Spring Grove is a 425-bed hospital providing inpatient psychiatric services for adults and adolescents. In recent years, the state has studied how it could consolidate operations onto a smaller portion of 190-acre campus, which dates to the late 19th century.
State officials told the county in January that a parcel including the Hamilton Building in the hospital complex would be declared surplus. The state Department of Planning recommended "joint uses" of the property by the university and the county.
County officials want the property for a park, but Kamenetz said in a statement, "It is far too early to talk about the specific scope of the project."
"There are significant funding issues to address and we have not had any discussions with UMBC officials yet regarding shared use of the property," he said.
UMBC has expressed interest in building research facilities and expanding its existing research and technology park to Spring Grove. UMBC spokeswoman Elyse Ashburn said the school learned of the state's intentions to declare the property surplus late last year but does not know what the county's park plan might mean.
"We just learned of this development, and we've not had an opportunity to talk to our partners in Baltimore County," she said.
County Council Chairman
"People want to live by these kinds of amenities," said Quirk, a Catonsville Democrat.
In a statement, Del.

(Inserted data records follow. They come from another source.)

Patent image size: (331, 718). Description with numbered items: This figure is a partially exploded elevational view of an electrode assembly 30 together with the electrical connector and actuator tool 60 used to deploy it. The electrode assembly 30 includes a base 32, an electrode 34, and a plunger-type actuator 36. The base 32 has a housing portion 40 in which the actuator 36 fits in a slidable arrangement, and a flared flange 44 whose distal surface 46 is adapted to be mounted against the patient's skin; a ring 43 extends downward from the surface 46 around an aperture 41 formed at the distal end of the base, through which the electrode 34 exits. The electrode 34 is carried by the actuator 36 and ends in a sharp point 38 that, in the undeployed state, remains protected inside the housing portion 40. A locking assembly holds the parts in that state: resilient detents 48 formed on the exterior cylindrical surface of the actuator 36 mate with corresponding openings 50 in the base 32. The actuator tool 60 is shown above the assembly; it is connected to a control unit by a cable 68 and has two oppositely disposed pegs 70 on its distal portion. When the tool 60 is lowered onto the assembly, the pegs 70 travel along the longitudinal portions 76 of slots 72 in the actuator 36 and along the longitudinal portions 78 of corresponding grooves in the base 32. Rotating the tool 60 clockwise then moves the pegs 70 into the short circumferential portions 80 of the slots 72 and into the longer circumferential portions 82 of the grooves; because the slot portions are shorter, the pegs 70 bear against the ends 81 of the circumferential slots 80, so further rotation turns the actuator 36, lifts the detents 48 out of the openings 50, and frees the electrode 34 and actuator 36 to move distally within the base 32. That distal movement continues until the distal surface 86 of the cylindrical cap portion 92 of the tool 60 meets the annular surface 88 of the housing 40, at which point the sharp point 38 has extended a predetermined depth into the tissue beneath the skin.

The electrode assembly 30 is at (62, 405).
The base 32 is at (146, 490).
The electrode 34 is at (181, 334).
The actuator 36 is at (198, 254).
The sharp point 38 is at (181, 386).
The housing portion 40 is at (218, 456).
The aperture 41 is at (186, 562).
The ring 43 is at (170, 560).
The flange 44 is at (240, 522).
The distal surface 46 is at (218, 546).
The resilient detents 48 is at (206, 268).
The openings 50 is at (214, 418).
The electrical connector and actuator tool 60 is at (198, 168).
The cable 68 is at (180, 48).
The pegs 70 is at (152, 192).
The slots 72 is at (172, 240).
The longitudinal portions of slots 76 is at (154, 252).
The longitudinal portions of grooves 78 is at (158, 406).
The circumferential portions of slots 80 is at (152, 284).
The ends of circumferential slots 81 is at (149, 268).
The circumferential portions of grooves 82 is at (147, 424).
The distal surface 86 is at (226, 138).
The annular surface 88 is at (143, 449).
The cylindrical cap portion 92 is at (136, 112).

Adrienne Jones said the area needs more play space, and a park "will be great for the thousands of boys and girls participating in recreation programs."
Many of Spring Grove's buildings are in poor condition, according to a 2011 study prepared for the state Department of Health and Mental Hygiene and the Maryland Economic Development Corp. The campus layout "no longer meets clinical treatment and security needs of patients," the study said.
The fate of Spring Grove has long been of interest to the county, UMBC, neighbors and potential developers. Quirk said discussion about the campus, which is south of Frederick Road and a block from the Beltway, has "consumed countless hours" of community debate.
The property "has been a big question mark," said Mike Milani, a member of the Catonsville Recreation Council. He said a park would go a long way in providing recreation opportunities to local residents.
"There are no regional parks in the southwest corner" of the county, he said.
The 2011 study notes state recommendations that counties should have 30 acres of parkland per 1,000 residents. Baltimore County falls short of that goal, with an average of 21.9 acres. The Catonsville area has about 21.7 acres of parks per 1,000 residents.
County officials said Thursday they plan to seek authorization from the state Department of Natural Resources to use funds from the Open Space program to knock down the building on the site and create the park. It is too early to know how much money would be needed, county spokeswoman Ellen Kobler said.
Now that the state planning department has recommended declaring the propery surplus, the matter goes to the Department of General Services, said state Assistant Secretary of Planning Linda Janey. General Services, which handles real estate matters, has three years to forward the issue to the state Board of Public Works, which makes decision on the disposition of state property, Janey said.